Secondly, with this Marxism, there has been our struggle against anti-Marxism, the main danger to the Marxist-Leninist movement and the proletarian revolution: right-opportunism. We have pursued this consistently and systematically where other groups have dropped it entirely for all intents and purposes (e.g., In Struggle!) or used it only as a cover for their own right-opportunism (e.g., the League).
In this issue of LD we have not been able to go further in the analysis of the concrete conditions of Canada because of the necessity of making a “concrete analysis” of the movement itself and summarizing the struggle against right-opportunism. We will return to analysis and polemics on the concrete conditions of the Canadian revolution in future issues. Questions we will be prioritizing are: a further concrete analysis of Canada (in particular, demonstrating that Canada is an imperialist country); some questions of international significance, and the question of women.
It is in the practical side of our work that we have shown the most limitations. The late appearance of issues no. 2 and no. 3-4 is the result of poor planning on our part to a certain degree and also a reflection of our size and limited division of labour. A regular appearance of LD with one or, at the most, two long articles would be preferable to the periodic double issue or simultaneous publication of several issues.

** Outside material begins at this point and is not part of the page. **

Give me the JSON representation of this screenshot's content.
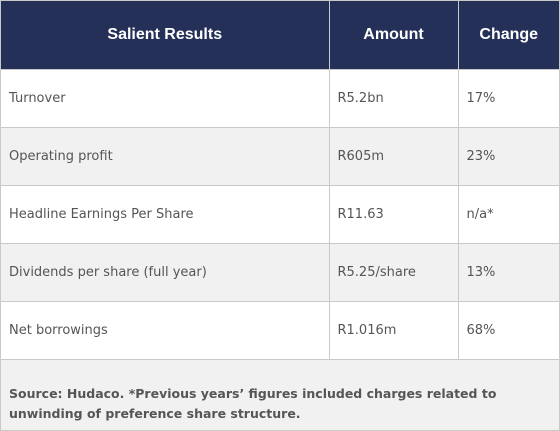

We are still working on this problem, one which will not be completely solved until we have more people working with us, but in the meantime we are hoping to be able to print a monthly “bulletin” in between issues of LD. This will allow us to have more immediate and regular contact with the movement at large.
Finally, there is the plan we have put forward in “Not With Whom To Go...” (see Section 6) for the expansion of LD, for the intensification of the ideological struggle, and as the base for the eventual transformation of LD into a newspaper. All who support the development of LD as an organ of the ideological struggle in our movement should consider participating in the LD “network” we are trying to create. So far, several Marxist-Leninists have accepted this plan or are seriously considering it pending its formal presentation in the context of our position on the movement in “Not With Whom To Go...” in LD no. 2.